General & Creativity / Re: Community Problems
« on: February 15, 2014, 12:45:50 am »
I think something like that would be helpful. I also think that some solid tutorials and examples of rpg view sprites and assets in common resolutions would be good. That has to cover what seems like 50% of what new users are posting.  Perhaps the possibly impending thanks system  could  have seperate tags for threads of that nature and be pooled into one thread  of great rpg examples

Pixel Art / Re: Xedrai's sprites
« on: February 14, 2014, 02:53:59 am »
I don't mean to jump in to be the bearer of bad news or anything, but unless you are a community favorite or presenting a piece that is acceptable to their tastes, it is very hard to get proper feedback from my experience. Portrait pieces tend to be a big thing and platformers too, and RPG 3/4th perspective pieces (Beetleking) if your art seems serious enough. Newbies tend to frequent the place often so it's understandable that most community members try to ignore them and let most pleas or requests for constructive criticism sink to the bottom of the forums. What I've noticed is members here take their art very seriously, as if the medium were for new-age picassos or da Vincis, and unless you're deemed a potential asset to their community or already have a quality enough post that feels adequate enough to win over a response, it will be very hard to get constructive input or even a simple reply.
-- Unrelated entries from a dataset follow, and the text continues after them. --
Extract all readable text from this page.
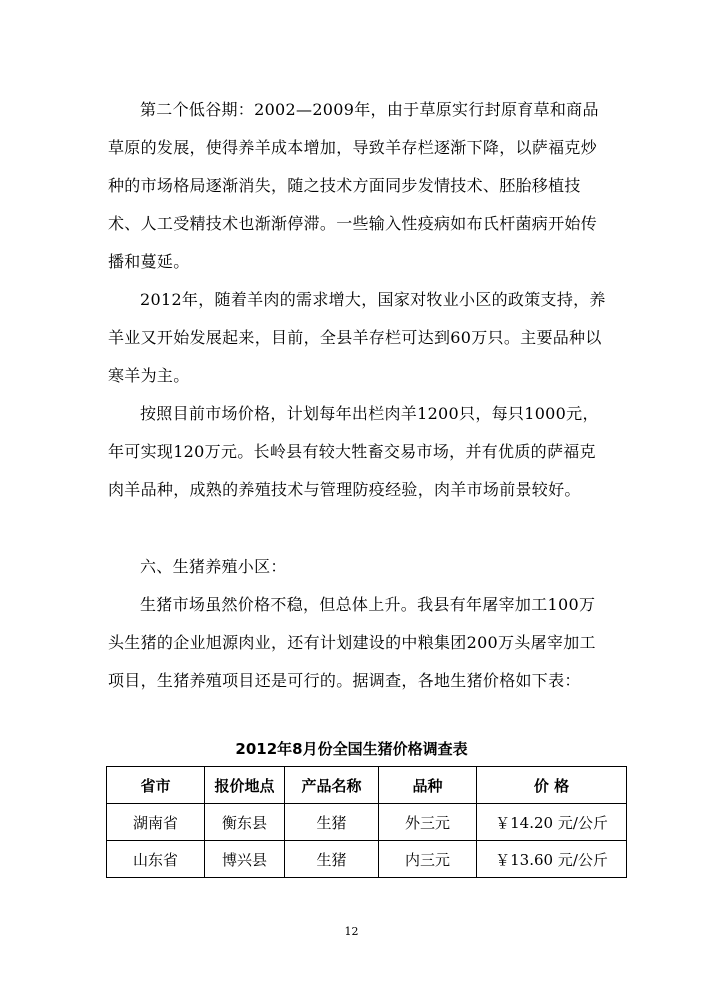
第二个低谷期：2002—2009年，由于草原实行封原育草和商品草原的发展，使得养羊成本增加，导致羊存栏逐渐下降，以萨福克炒种的市场格局逐渐消失，随之技术方面同步发情技术、胚胎移植技术、人工受精技术也渐渐停滞。一些输入性疫病如布氏杆菌病开始传播和蔓延。

2012年，随着羊肉的需求增大，国家对牧业小区的政策支持，养羊业又开始发展起来，目前，全县羊存栏可达到60万只。主要品种以寒羊为主。

按照目前市场价格，计划每年出栏肉羊1200只，每只1000元，年可实现120万元。长岭县有较大牲畜交易市场，并有优质的萨福克肉羊品种，成熟的养殖技术与管理防疫经验，肉羊市场前景较好。

六、生猪养殖小区：

生猪市场虽然价格不稳，但总体上升。我县有年屠宰加工100万头生猪的企业旭源肉业，还有计划建设的中粮集团200万头屠宰加工项目，生猪养殖项目还是可行的。据调查，各地生猪价格如下表：

2012年8月份全国生猪价格调查表
省市	报价地点	产品名称	品种	价 格
湖南省	衡东县	生猪	外三元	￥14.20 元/公斤
山东省	博兴县	生猪	内三元	￥13.60 元/公斤
12
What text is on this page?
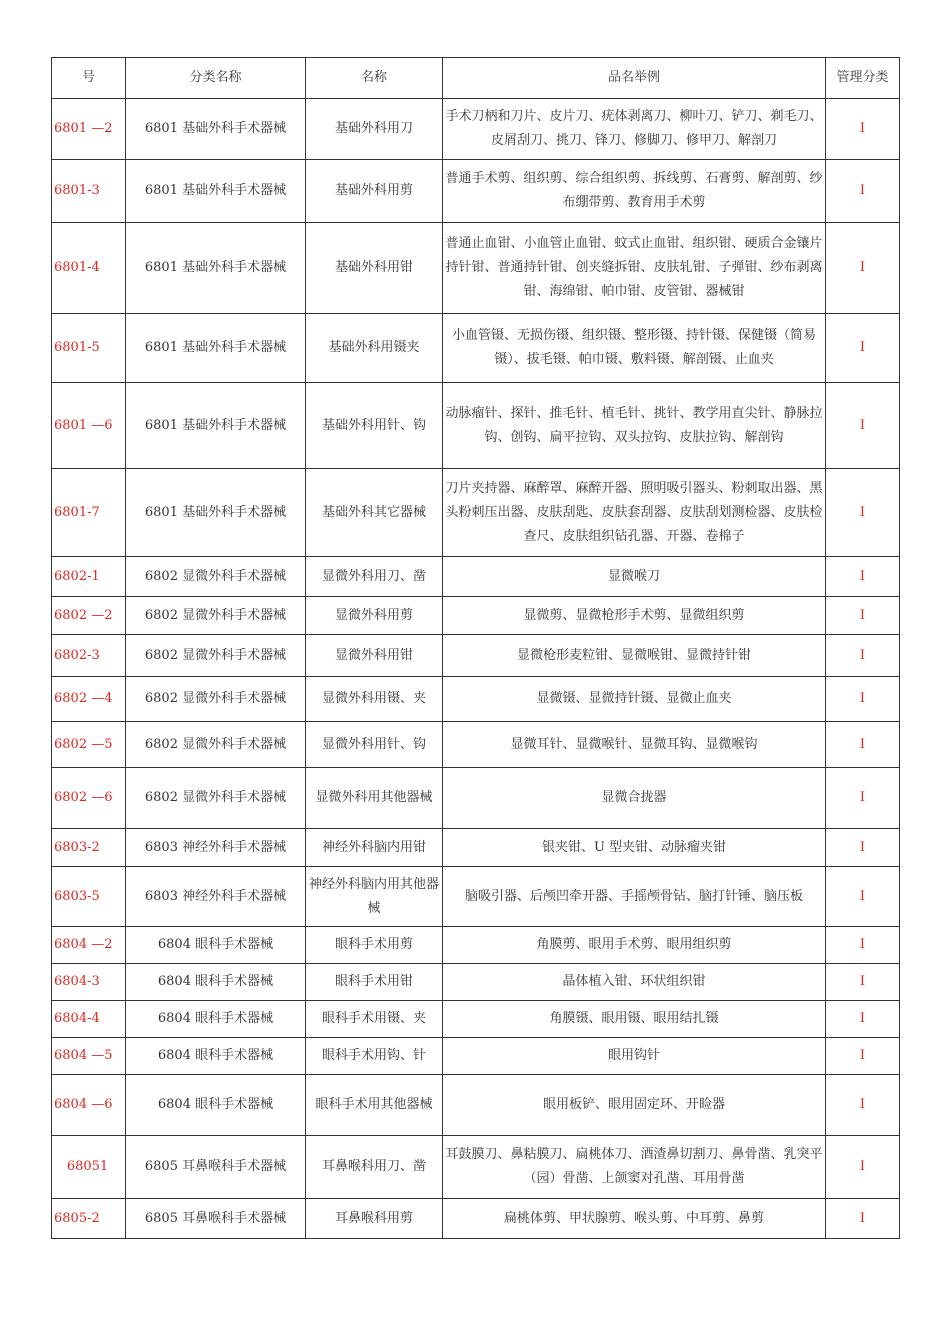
号	分类名称	名称	品名举例	管理分类
6801 —2	6801 基础外科手术器械	基础外科用刀	手术刀柄和刀片、皮片刀、疣体剥离刀、柳叶刀、铲刀、剃毛刀、皮屑刮刀、挑刀、锋刀、修脚刀、修甲刀、解剖刀	I
6801-3	6801 基础外科手术器械	基础外科用剪	普通手术剪、组织剪、综合组织剪、拆线剪、石膏剪、解剖剪、纱布绷带剪、教育用手术剪	I
6801-4	6801 基础外科手术器械	基础外科用钳	普通止血钳、小血管止血钳、蚊式止血钳、组织钳、硬质合金镶片持针钳、普通持针钳、创夹缝拆钳、皮肤轧钳、子弹钳、纱布剥离钳、海绵钳、帕巾钳、皮管钳、器械钳	I
6801-5	6801 基础外科手术器械	基础外科用镊夹	小血管镊、无损伤镊、组织镊、整形镊、持针镊、保健镊（简易镊）、拔毛镊、帕巾镊、敷料镊、解剖镊、止血夹	I
6801 —6	6801 基础外科手术器械	基础外科用针、钩	动脉瘤针、探针、推毛针、植毛针、挑针、教学用直尖针、静脉拉钩、创钩、扁平拉钩、双头拉钩、皮肤拉钩、解剖钩	I
6801-7	6801 基础外科手术器械	基础外科其它器械	刀片夹持器、麻醉罩、麻醉开器、照明吸引器头、粉刺取出器、黑头粉刺压出器、皮肤刮匙、皮肤套刮器、皮肤刮划测检器、皮肤检查尺、皮肤组织钻孔器、开器、卷棉子	I
6802-1	6802 显微外科手术器械	显微外科用刀、凿	显微喉刀	I
6802 —2	6802 显微外科手术器械	显微外科用剪	显微剪、显微枪形手术剪、显微组织剪	I
6802-3	6802 显微外科手术器械	显微外科用钳	显微枪形麦粒钳、显微喉钳、显微持针钳	I
6802 —4	6802 显微外科手术器械	显微外科用镊、夹	显微镊、显微持针镊、显微止血夹	I
6802 —5	6802 显微外科手术器械	显微外科用针、钩	显微耳针、显微喉针、显微耳钩、显微喉钩	I
6802 —6	6802 显微外科手术器械	显微外科用其他器械	显微合拢器	I
6803-2	6803 神经外科手术器械	神经外科脑内用钳	银夹钳、U 型夹钳、动脉瘤夹钳	I
6803-5	6803 神经外科手术器械	神经外科脑内用其他器械	脑吸引器、后颅凹牵开器、手摇颅骨钻、脑打针锤、脑压板	I
6804 —2	6804 眼科手术器械	眼科手术用剪	角膜剪、眼用手术剪、眼用组织剪	I
6804-3	6804 眼科手术器械	眼科手术用钳	晶体植入钳、环状组织钳	I
6804-4	6804 眼科手术器械	眼科手术用镊、夹	角膜镊、眼用镊、眼用结扎镊	I
6804 —5	6804 眼科手术器械	眼科手术用钩、针	眼用钩针	I
6804 —6	6804 眼科手术器械	眼科手术用其他器械	眼用板铲、眼用固定环、开睑器	I
68051	6805 耳鼻喉科手术器械	耳鼻喉科用刀、凿	耳鼓膜刀、鼻粘膜刀、扁桃体刀、酒渣鼻切割刀、鼻骨凿、乳突平（园）骨凿、上颌窦对孔凿、耳用骨凿	I
6805-2	6805 耳鼻喉科手术器械	耳鼻喉科用剪	扁桃体剪、甲状腺剪、喉头剪、中耳剪、鼻剪	I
You're exceptionally lucky to have gotten this many so far.

So understand, because even though you may feel like you're putting enough effort and progress into your project that may make you feel like you deserve a response, the community is more likely to sigh and click the next post in a search to find what makes their insides giddy. And even though pixelart itself is an outdated medium that is retro at best, there's still a shunning or taboo around certain styles or perspectives of pixelart.
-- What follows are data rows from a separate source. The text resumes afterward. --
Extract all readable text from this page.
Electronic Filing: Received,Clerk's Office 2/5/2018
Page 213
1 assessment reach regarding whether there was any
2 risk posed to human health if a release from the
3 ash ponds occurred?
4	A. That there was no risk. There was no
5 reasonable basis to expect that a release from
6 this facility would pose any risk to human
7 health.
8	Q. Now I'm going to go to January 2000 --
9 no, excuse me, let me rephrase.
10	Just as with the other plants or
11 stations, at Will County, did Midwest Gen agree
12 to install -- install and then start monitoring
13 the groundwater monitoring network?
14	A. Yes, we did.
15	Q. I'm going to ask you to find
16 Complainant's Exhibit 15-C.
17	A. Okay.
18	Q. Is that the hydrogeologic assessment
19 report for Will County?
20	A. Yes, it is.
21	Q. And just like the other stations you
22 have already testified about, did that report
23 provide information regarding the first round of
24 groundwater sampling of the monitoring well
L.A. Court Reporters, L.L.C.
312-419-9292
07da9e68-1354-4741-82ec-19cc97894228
Vakinox, it would be in your best interest not to generalize this entire community, and bad mouth the people that make it possible in the first place. We value all members that are serious about what they do and are looking to improve their skill. Many members here, myself included have felt the sinking feeling of putting in an hour or two of time into editing a newcomer's work and constructing a well thought out critique only to have the thread dwindle and the user lose interest in the piece and even pixel art in general. The work in this thread also in my opinion suffers from an area of not being bad enough to critique easily, and not being completely outstanding, where the entire thread is people grasping at enough words to create more than one liners saying " awesome!"

Personally I find Cyangmou's comments on this view not very useful; we may say to new users to start smaller or focus less on stylizations, but we are not here to say " do something completely different".

This is not a warning, but I invite you to drop the overly sarcastic feelings about this community and become an active member that helps pixelation grow. We are always in need of new people that don't just peek their head in for a month or two.

Xedrai: Your weapon icons seem generally well made. I think your art is suffering from too many shades for small sprites, and a more general, almost pillow shaded form as opposed to trying to replicate textures such as highly reflective metal. Finding references of the items you are wanting to represent, and perhaps even scaling them down to a similar size might give some insight into how to better represent these forms on such a small canvas.